Aesthetics, which has raised £1m in seed funding so far, is certainly making waves with its Imandra proposition. Last year it won the first UBS Future of Finance Challenge, coming top out of 620 companies from 52 countries. It also won a Futures Industry Association Innovator Award at the FIA Expo 2015 in Chicago. Not surprising then that the company’s platform is being seriously looked over several leading institutions including UBS. “I think our key selling point to them is that it’s a way of making more money, either by it creating revenue opportunities or cutting costs by getting it right first time using the purity of mathematics not fuzzy prose.
Regulators struggling to keep up with ever more cunning algorithmic concoctions are also eyeing Aesthetic’s proposition, US Securities and Exchange commission among them. “We have talked to the SEC but we have many other such dialogues which I cannot go into at present. Generally speaking, I think there is this natural hesitation among regulators towards doing something drastic that hasn’t been done before. And that is perfectly understandable, especially considering the changes the industry is already going through. It’s good for regulators to be conservative in that sense.

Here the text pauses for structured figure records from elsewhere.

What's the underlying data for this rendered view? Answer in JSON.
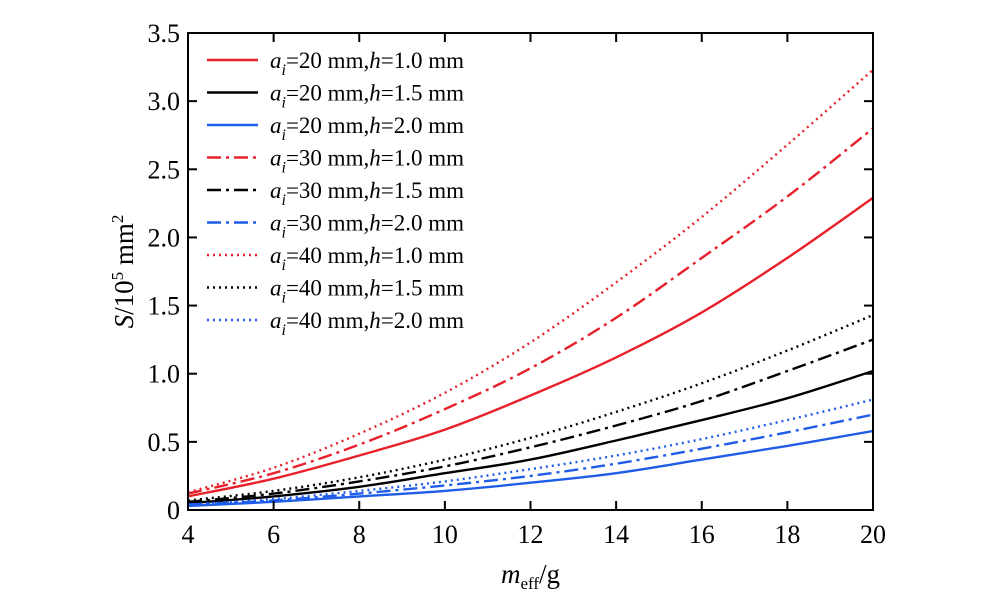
{
  "chart_data": {
    "type": "line",
    "xlabel": {
      "main": "m",
      "sub": "eff",
      "unit": "/g"
    },
    "ylabel": {
      "main": "S",
      "mid": "/10",
      "sup1": "5",
      "unit": " mm",
      "sup2": "2"
    },
    "xlim": [
      4,
      20
    ],
    "ylim": [
      0,
      3.5
    ],
    "xticks": [
      "4",
      "6",
      "8",
      "10",
      "12",
      "14",
      "16",
      "18",
      "20"
    ],
    "yticks": [
      "0",
      "0.5",
      "1.0",
      "1.5",
      "2.0",
      "2.5",
      "3.0",
      "3.5"
    ],
    "grid": false,
    "legend_position": "top-left",
    "x": [
      4,
      6,
      8,
      10,
      12,
      14,
      16,
      18,
      20
    ],
    "series": [
      {
        "name": "a_i=20 mm, h=1.0 mm",
        "label": {
          "sym": "a",
          "sub": "i",
          "val": "=20 mm",
          "sym2": "h",
          "val2": "=1.0 mm"
        },
        "color": "#e8202a",
        "style": "solid",
        "values": [
          0.1,
          0.23,
          0.4,
          0.59,
          0.84,
          1.12,
          1.45,
          1.85,
          2.29
        ]
      },
      {
        "name": "a_i=20 mm, h=1.5 mm",
        "label": {
          "sym": "a",
          "sub": "i",
          "val": "=20 mm",
          "sym2": "h",
          "val2": "=1.5 mm"
        },
        "color": "#000000",
        "style": "solid",
        "values": [
          0.05,
          0.1,
          0.17,
          0.27,
          0.37,
          0.51,
          0.66,
          0.82,
          1.02
        ]
      },
      {
        "name": "a_i=20 mm, h=2.0 mm",
        "label": {
          "sym": "a",
          "sub": "i",
          "val": "=20 mm",
          "sym2": "h",
          "val2": "=2.0 mm"
        },
        "color": "#1f5ce8",
        "style": "solid",
        "values": [
          0.03,
          0.06,
          0.1,
          0.14,
          0.2,
          0.27,
          0.37,
          0.47,
          0.58
        ]
      },
      {
        "name": "a_i=30 mm, h=1.0 mm",
        "label": {
          "sym": "a",
          "sub": "i",
          "val": "=30 mm",
          "sym2": "h",
          "val2": "=1.0 mm"
        },
        "color": "#e8202a",
        "style": "dashdot",
        "values": [
          0.12,
          0.27,
          0.48,
          0.74,
          1.04,
          1.41,
          1.85,
          2.3,
          2.8
        ]
      },
      {
        "name": "a_i=30 mm, h=1.5 mm",
        "label": {
          "sym": "a",
          "sub": "i",
          "val": "=30 mm",
          "sym2": "h",
          "val2": "=1.5 mm"
        },
        "color": "#000000",
        "style": "dashdot",
        "values": [
          0.06,
          0.12,
          0.21,
          0.32,
          0.46,
          0.62,
          0.8,
          1.02,
          1.25
        ]
      },
      {
        "name": "a_i=30 mm, h=2.0 mm",
        "label": {
          "sym": "a",
          "sub": "i",
          "val": "=30 mm",
          "sym2": "h",
          "val2": "=2.0 mm"
        },
        "color": "#1f5ce8",
        "style": "dashdot",
        "values": [
          0.04,
          0.07,
          0.12,
          0.18,
          0.25,
          0.34,
          0.45,
          0.57,
          0.7
        ]
      },
      {
        "name": "a_i=40 mm, h=1.0 mm",
        "label": {
          "sym": "a",
          "sub": "i",
          "val": "=40 mm",
          "sym2": "h",
          "val2": "=1.0 mm"
        },
        "color": "#e8202a",
        "style": "dotted",
        "values": [
          0.13,
          0.31,
          0.56,
          0.86,
          1.23,
          1.67,
          2.15,
          2.68,
          3.23
        ]
      },
      {
        "name": "a_i=40 mm, h=1.5 mm",
        "label": {
          "sym": "a",
          "sub": "i",
          "val": "=40 mm",
          "sym2": "h",
          "val2": "=1.5 mm"
        },
        "color": "#000000",
        "style": "dotted",
        "values": [
          0.07,
          0.14,
          0.24,
          0.37,
          0.53,
          0.72,
          0.93,
          1.17,
          1.43
        ]
      },
      {
        "name": "a_i=40 mm, h=2.0 mm",
        "label": {
          "sym": "a",
          "sub": "i",
          "val": "=40 mm",
          "sym2": "h",
          "val2": "=2.0 mm"
        },
        "color": "#1f5ce8",
        "style": "dotted",
        "values": [
          0.04,
          0.08,
          0.14,
          0.21,
          0.3,
          0.4,
          0.52,
          0.66,
          0.81
        ]
      }
    ]
  }
}
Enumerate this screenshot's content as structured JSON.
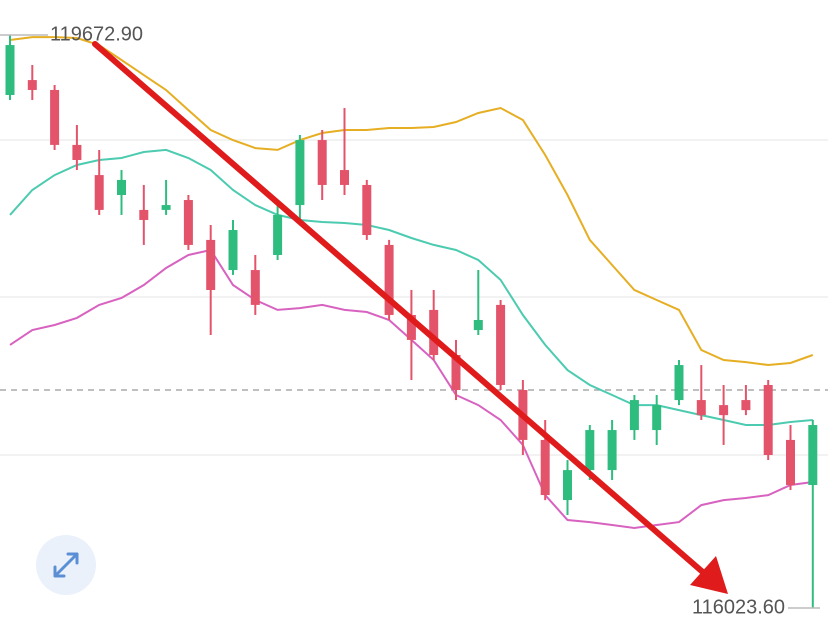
{
  "chart_data": {
    "type": "candlestick",
    "ylim": [
      115883.5,
      119896
    ],
    "up_color": "#2fbd7f",
    "down_color": "#e3546b",
    "open": [
      119291,
      119386,
      119323,
      118973,
      118781,
      118654,
      118559,
      118559,
      118622,
      118368,
      118176,
      118176,
      118272,
      118590,
      119004,
      118813,
      118718,
      118336,
      117890,
      117922,
      117635,
      117794,
      117954,
      117412,
      117094,
      116711,
      116902,
      116902,
      117157,
      117157,
      117348,
      117348,
      117316,
      117348,
      117444,
      117094,
      116807
    ],
    "high": [
      119672.9,
      119482,
      119355,
      119100,
      118941,
      118813,
      118718,
      118750,
      118654,
      118463,
      118495,
      118272,
      118590,
      119036,
      119068,
      119208,
      118750,
      118368,
      118049,
      118049,
      117731,
      118176,
      117985,
      117476,
      117221,
      116966,
      117189,
      117221,
      117380,
      117380,
      117603,
      117571,
      117444,
      117444,
      117476,
      117189,
      117221
    ],
    "low": [
      119259,
      119259,
      118941,
      118813,
      118527,
      118527,
      118336,
      118527,
      118304,
      117762,
      118145,
      117890,
      118240,
      118495,
      118622,
      118654,
      118368,
      117858,
      117476,
      117603,
      117348,
      117762,
      117412,
      116998,
      116711,
      116616,
      116839,
      116839,
      117094,
      117062,
      117316,
      117221,
      117062,
      117252,
      116966,
      116775,
      116023.6
    ],
    "close": [
      119609,
      119323,
      118973,
      118877,
      118559,
      118750,
      118495,
      118590,
      118336,
      118049,
      118431,
      117954,
      118527,
      119004,
      118718,
      118718,
      118399,
      117890,
      117731,
      117635,
      117412,
      117858,
      117444,
      117094,
      116743,
      116902,
      117157,
      117157,
      117348,
      117316,
      117571,
      117252,
      117252,
      117284,
      116998,
      116807,
      117189
    ],
    "bands": [
      {
        "color": "#e6ae22",
        "values": [
          119641,
          119660,
          119660,
          119654,
          119609,
          119514,
          119418,
          119323,
          119195,
          119068,
          119004,
          118953,
          118941,
          119004,
          119049,
          119068,
          119068,
          119081,
          119081,
          119087,
          119119,
          119176,
          119208,
          119132,
          118909,
          118654,
          118368,
          118208,
          118049,
          117985,
          117922,
          117667,
          117603,
          117590,
          117571,
          117584,
          117635
        ]
      },
      {
        "color": "#4ccbb0",
        "values": [
          118527,
          118686,
          118781,
          118845,
          118877,
          118890,
          118928,
          118941,
          118890,
          118813,
          118686,
          118590,
          118527,
          118495,
          118482,
          118476,
          118463,
          118431,
          118380,
          118336,
          118304,
          118240,
          118113,
          117890,
          117699,
          117539,
          117444,
          117380,
          117316,
          117316,
          117284,
          117252,
          117221,
          117189,
          117189,
          117208,
          117221
        ]
      },
      {
        "color": "#d862c0",
        "values": [
          117699,
          117794,
          117826,
          117871,
          117954,
          117998,
          118081,
          118189,
          118272,
          118304,
          118081,
          117985,
          117922,
          117934,
          117954,
          117922,
          117909,
          117858,
          117731,
          117603,
          117380,
          117316,
          117221,
          117062,
          116743,
          116584,
          116571,
          116552,
          116533,
          116552,
          116571,
          116679,
          116711,
          116724,
          116743,
          116807,
          116826
        ]
      }
    ],
    "high_marker": {
      "value": 119672.9,
      "label": "119672.90"
    },
    "low_marker": {
      "value": 116023.6,
      "label": "116023.60"
    }
  }
}
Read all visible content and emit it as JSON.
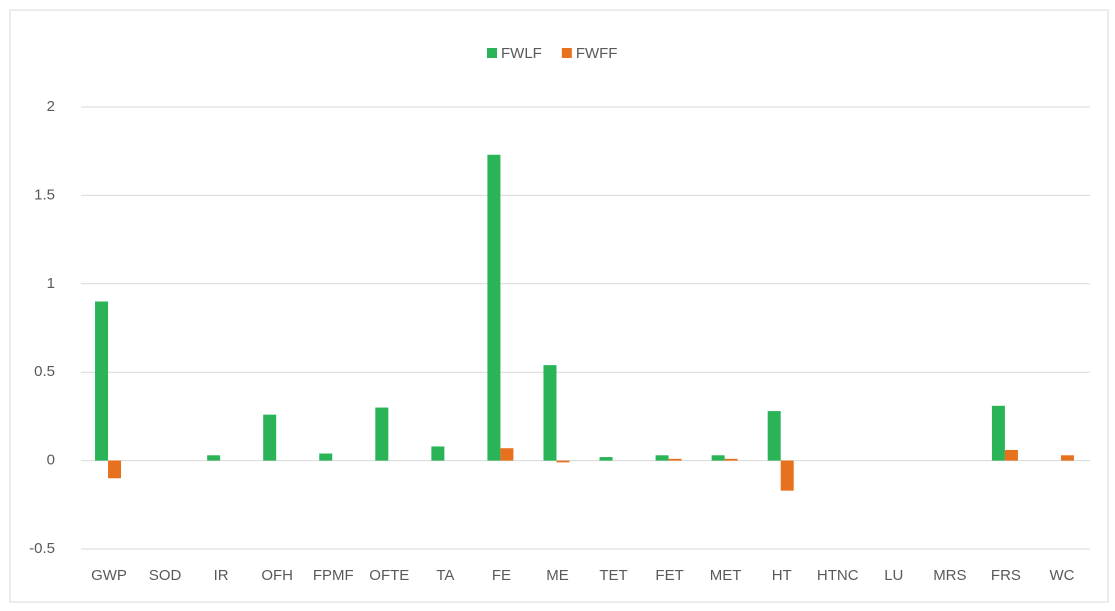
{
  "chart_data": {
    "type": "bar",
    "categories": [
      "GWP",
      "SOD",
      "IR",
      "OFH",
      "FPMF",
      "OFTE",
      "TA",
      "FE",
      "ME",
      "TET",
      "FET",
      "MET",
      "HT",
      "HTNC",
      "LU",
      "MRS",
      "FRS",
      "WC"
    ],
    "series": [
      {
        "name": "FWLF",
        "color": "#2bb457",
        "values": [
          0.9,
          0,
          0.03,
          0.26,
          0.04,
          0.3,
          0.08,
          1.73,
          0.54,
          0.02,
          0.03,
          0.03,
          0.28,
          0,
          0,
          0,
          0.31,
          0
        ]
      },
      {
        "name": "FWFF",
        "color": "#e8711e",
        "values": [
          -0.1,
          0,
          0,
          0,
          0,
          0,
          0,
          0.07,
          -0.01,
          0,
          0.01,
          0.01,
          -0.17,
          0,
          0,
          0,
          0.06,
          0.03
        ]
      }
    ],
    "ylim": [
      -0.5,
      2
    ],
    "yticks": [
      -0.5,
      0,
      0.5,
      1,
      1.5,
      2
    ],
    "grid": true,
    "legend": "top"
  }
}
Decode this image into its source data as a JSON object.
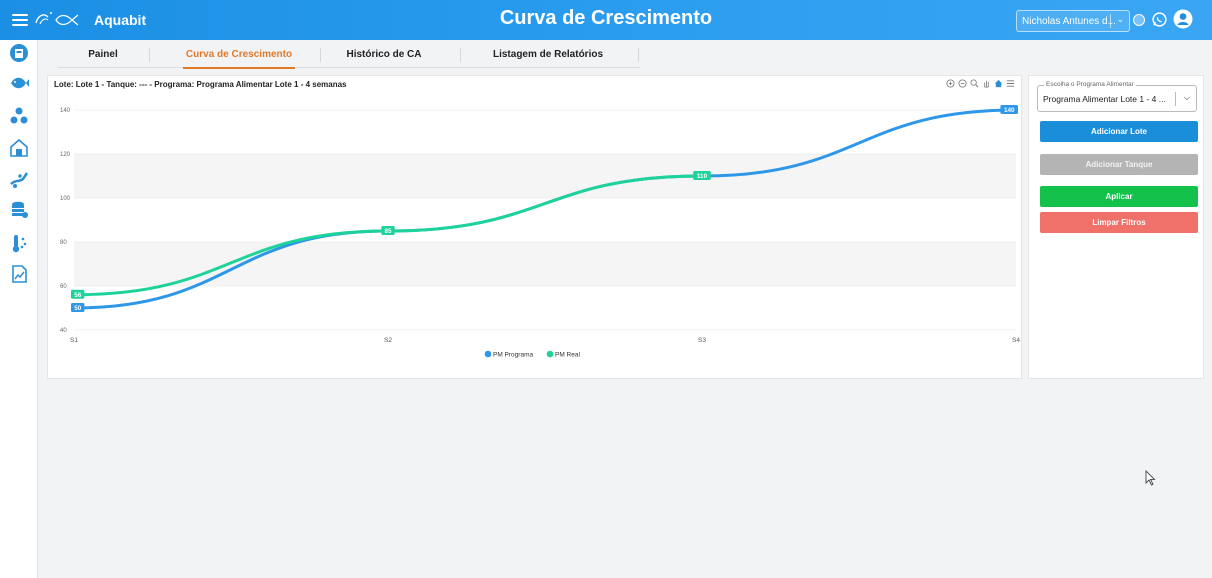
{
  "topbar": {
    "brand": "Aquabit",
    "title": "Curva de Crescimento",
    "user": "Nicholas Antunes d...",
    "accent": "#1b8fe3"
  },
  "sidebar": {
    "icons": [
      "dashboard-icon",
      "fish-icon",
      "eggs-icon",
      "farm-icon",
      "feed-icon",
      "database-icon",
      "thermometer-icon",
      "report-icon"
    ]
  },
  "tabs": [
    {
      "label": "Painel",
      "active": false
    },
    {
      "label": "Curva de Crescimento",
      "active": true
    },
    {
      "label": "Histórico de CA",
      "active": false
    },
    {
      "label": "Listagem de Relatórios",
      "active": false
    }
  ],
  "chart_panel": {
    "heading": "Lote: Lote 1 - Tanque: --- - Programa: Programa Alimentar Lote 1 - 4 semanas",
    "toolbar": [
      "zoom-in-icon",
      "zoom-out-icon",
      "zoom-search-icon",
      "pan-icon",
      "home-icon",
      "menu-icon"
    ]
  },
  "chart_data": {
    "type": "line",
    "categories": [
      "S1",
      "S2",
      "S3",
      "S4"
    ],
    "ylim": [
      40,
      140
    ],
    "yticks": [
      "140",
      "120",
      "100",
      "80",
      "60",
      "40"
    ],
    "grid": true,
    "legend_position": "bottom",
    "series": [
      {
        "name": "PM Programa",
        "values": [
          50,
          85,
          110,
          140
        ],
        "color": "#2e97e8",
        "labels": [
          "50",
          "85",
          "110",
          "140"
        ]
      },
      {
        "name": "PM Real",
        "values": [
          56,
          85,
          110,
          null
        ],
        "color": "#1ed39a",
        "labels": [
          "56",
          "85",
          "110",
          ""
        ]
      }
    ]
  },
  "right_panel": {
    "select_label": "Escolha o Programa Alimentar",
    "select_value": "Programa Alimentar Lote 1 - 4 ...",
    "buttons": {
      "add_lot": "Adicionar Lote",
      "add_tank": "Adicionar Tanque",
      "apply": "Aplicar",
      "clear": "Limpar Filtros"
    }
  }
}
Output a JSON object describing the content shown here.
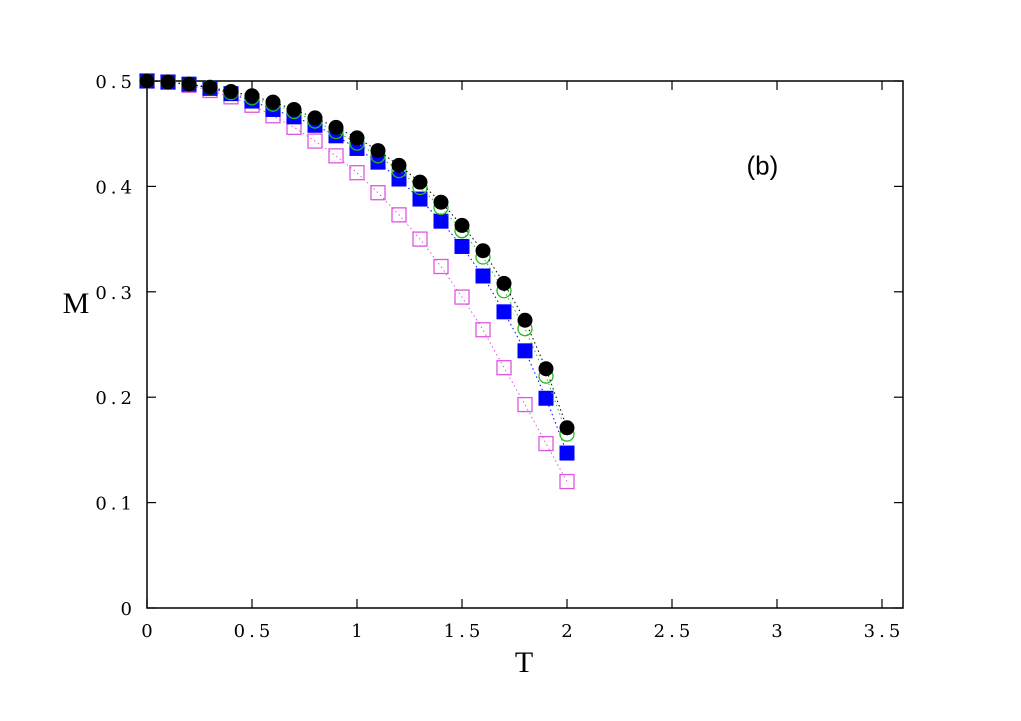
{
  "chart_data": {
    "type": "scatter",
    "xlabel": "T",
    "ylabel": "M",
    "annotation": "(b)",
    "xlim": [
      0,
      3.6
    ],
    "ylim": [
      0,
      0.5
    ],
    "x_ticks": [
      0,
      0.5,
      1,
      1.5,
      2,
      2.5,
      3,
      3.5
    ],
    "x_tick_labels": [
      "0",
      "0.5",
      "1",
      "1.5",
      "2",
      "2.5",
      "3",
      "3.5"
    ],
    "y_ticks": [
      0,
      0.1,
      0.2,
      0.3,
      0.4,
      0.5
    ],
    "y_tick_labels": [
      "0",
      "0.1",
      "0.2",
      "0.3",
      "0.4",
      "0.5"
    ],
    "grid": false,
    "series": [
      {
        "marker": "square-open",
        "color": "#e055e0",
        "line": "dotted",
        "x": [
          0.0,
          0.1,
          0.2,
          0.3,
          0.4,
          0.5,
          0.6,
          0.7,
          0.8,
          0.9,
          1.0,
          1.1,
          1.2,
          1.3,
          1.4,
          1.5,
          1.6,
          1.7,
          1.8,
          1.9,
          2.0
        ],
        "y": [
          0.5,
          0.499,
          0.496,
          0.491,
          0.485,
          0.477,
          0.467,
          0.456,
          0.443,
          0.429,
          0.413,
          0.394,
          0.373,
          0.35,
          0.324,
          0.295,
          0.264,
          0.228,
          0.193,
          0.156,
          0.12
        ]
      },
      {
        "marker": "square-filled",
        "color": "#0000ff",
        "line": "dotted",
        "x": [
          0.0,
          0.1,
          0.2,
          0.3,
          0.4,
          0.5,
          0.6,
          0.7,
          0.8,
          0.9,
          1.0,
          1.1,
          1.2,
          1.3,
          1.4,
          1.5,
          1.6,
          1.7,
          1.8,
          1.9,
          2.0
        ],
        "y": [
          0.5,
          0.499,
          0.497,
          0.493,
          0.488,
          0.481,
          0.473,
          0.466,
          0.458,
          0.448,
          0.436,
          0.423,
          0.407,
          0.388,
          0.367,
          0.343,
          0.315,
          0.281,
          0.244,
          0.199,
          0.147
        ]
      },
      {
        "marker": "circle-open",
        "color": "#22bb22",
        "line": "dotted",
        "x": [
          0.0,
          0.1,
          0.2,
          0.3,
          0.4,
          0.5,
          0.6,
          0.7,
          0.8,
          0.9,
          1.0,
          1.1,
          1.2,
          1.3,
          1.4,
          1.5,
          1.6,
          1.7,
          1.8,
          1.9,
          2.0
        ],
        "y": [
          0.5,
          0.499,
          0.497,
          0.494,
          0.489,
          0.484,
          0.478,
          0.471,
          0.462,
          0.452,
          0.441,
          0.429,
          0.415,
          0.399,
          0.38,
          0.358,
          0.333,
          0.301,
          0.265,
          0.22,
          0.165
        ]
      },
      {
        "marker": "circle-filled",
        "color": "#000000",
        "line": "dotted",
        "x": [
          0.0,
          0.1,
          0.2,
          0.3,
          0.4,
          0.5,
          0.6,
          0.7,
          0.8,
          0.9,
          1.0,
          1.1,
          1.2,
          1.3,
          1.4,
          1.5,
          1.6,
          1.7,
          1.8,
          1.9,
          2.0
        ],
        "y": [
          0.5,
          0.499,
          0.497,
          0.494,
          0.49,
          0.486,
          0.48,
          0.473,
          0.465,
          0.456,
          0.446,
          0.434,
          0.42,
          0.404,
          0.385,
          0.363,
          0.339,
          0.308,
          0.273,
          0.227,
          0.171
        ]
      }
    ]
  }
}
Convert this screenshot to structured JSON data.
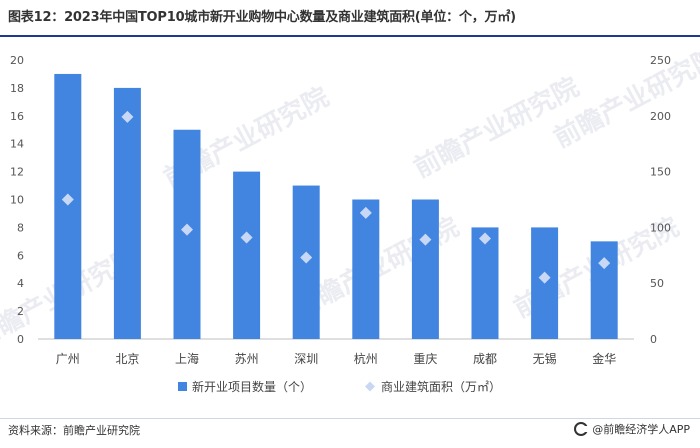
{
  "title": "图表12：2023年中国TOP10城市新开业购物中心数量及商业建筑面积(单位：个，万㎡)",
  "source_label": "资料来源：前瞻产业研究院",
  "brand_label": "@前瞻经济学人APP",
  "watermark_text": "前瞻产业研究院",
  "colors": {
    "bar": "#4285e0",
    "diamond": "#c8d8f4",
    "title_rule": "#1f3a8a"
  },
  "chart_data": {
    "type": "bar",
    "categories": [
      "广州",
      "北京",
      "上海",
      "苏州",
      "深圳",
      "杭州",
      "重庆",
      "成都",
      "无锡",
      "金华"
    ],
    "series": [
      {
        "name": "新开业项目数量（个）",
        "type": "bar",
        "axis": "left",
        "values": [
          19,
          18,
          15,
          12,
          11,
          10,
          10,
          8,
          8,
          7
        ]
      },
      {
        "name": "商业建筑面积（万㎡）",
        "type": "scatter",
        "axis": "right",
        "values": [
          125,
          199,
          98,
          91,
          73,
          113,
          89,
          90,
          55,
          68
        ]
      }
    ],
    "y_left": {
      "min": 0,
      "max": 20,
      "ticks": [
        0,
        2,
        4,
        6,
        8,
        10,
        12,
        14,
        16,
        18,
        20
      ]
    },
    "y_right": {
      "min": 0,
      "max": 250,
      "ticks": [
        0,
        50,
        100,
        150,
        200,
        250
      ]
    },
    "legend_position": "bottom-center",
    "grid": false
  }
}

“But I think interest and confidence in the Imandra products will grow as they become more widely tested and trialled. Our focus is to encourage institutions to adopt them first. No one wants to spend money on compliance for algorithms, right? If we as an industry can come together without all of the typical red tape, create an app store where we can share information about how algorithms are supposed to work with each other in a way that’s commercial, that can only be to everyone’s benefit.”